Allen AI ships Tmax, open RL recipe for terminal agents
TL;DR
- Allen AI released Tmax, an open recipe for terminal agents at 2B, 9B, and 27B parameters, with code, data, and checkpoints public.
- Tmax-9B hits 27.2% on Terminal-Bench 2.0, called the strongest open-weights result under 10B parameters under official settings.
- The release bundles TMax-15k, a 14,600-environment RL dataset described as over 2.5 times larger than any prior open terminal-agent dataset.
A new release from Allen AI lands squarely in one of the more practical gaps in open AI research right now: how do you actually train a small open model to drive a terminal. Tmax, published on Hugging Face, is the full recipe (dataset, training code, rollouts, and checkpoints) for doing exactly that, with model sizes from 2B up to 27B parameters.

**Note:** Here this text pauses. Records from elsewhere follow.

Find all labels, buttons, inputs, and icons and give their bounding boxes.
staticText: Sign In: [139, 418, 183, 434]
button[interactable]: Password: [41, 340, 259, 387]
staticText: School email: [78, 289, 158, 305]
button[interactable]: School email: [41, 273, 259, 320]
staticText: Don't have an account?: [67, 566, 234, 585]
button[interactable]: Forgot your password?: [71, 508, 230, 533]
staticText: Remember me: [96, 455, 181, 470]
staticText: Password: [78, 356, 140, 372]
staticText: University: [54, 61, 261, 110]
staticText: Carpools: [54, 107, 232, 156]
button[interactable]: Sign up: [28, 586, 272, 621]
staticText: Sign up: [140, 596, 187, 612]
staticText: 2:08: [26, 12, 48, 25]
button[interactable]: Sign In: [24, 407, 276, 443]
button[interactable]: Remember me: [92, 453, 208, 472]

The headline result, according to Nathan Lambert's writeup of the project, is that the 9B model reaches 27.2% on Terminal-Bench 2.0, which the team calls the strongest result among open-weights models under 10B parameters under official settings. The 27B variant climbs to about 42.7%. Those scores come from reinforcement learning on top of Qwen 3.5 9B and Qwen 3.6 27B base models, with the 9B improving by roughly six points over its base.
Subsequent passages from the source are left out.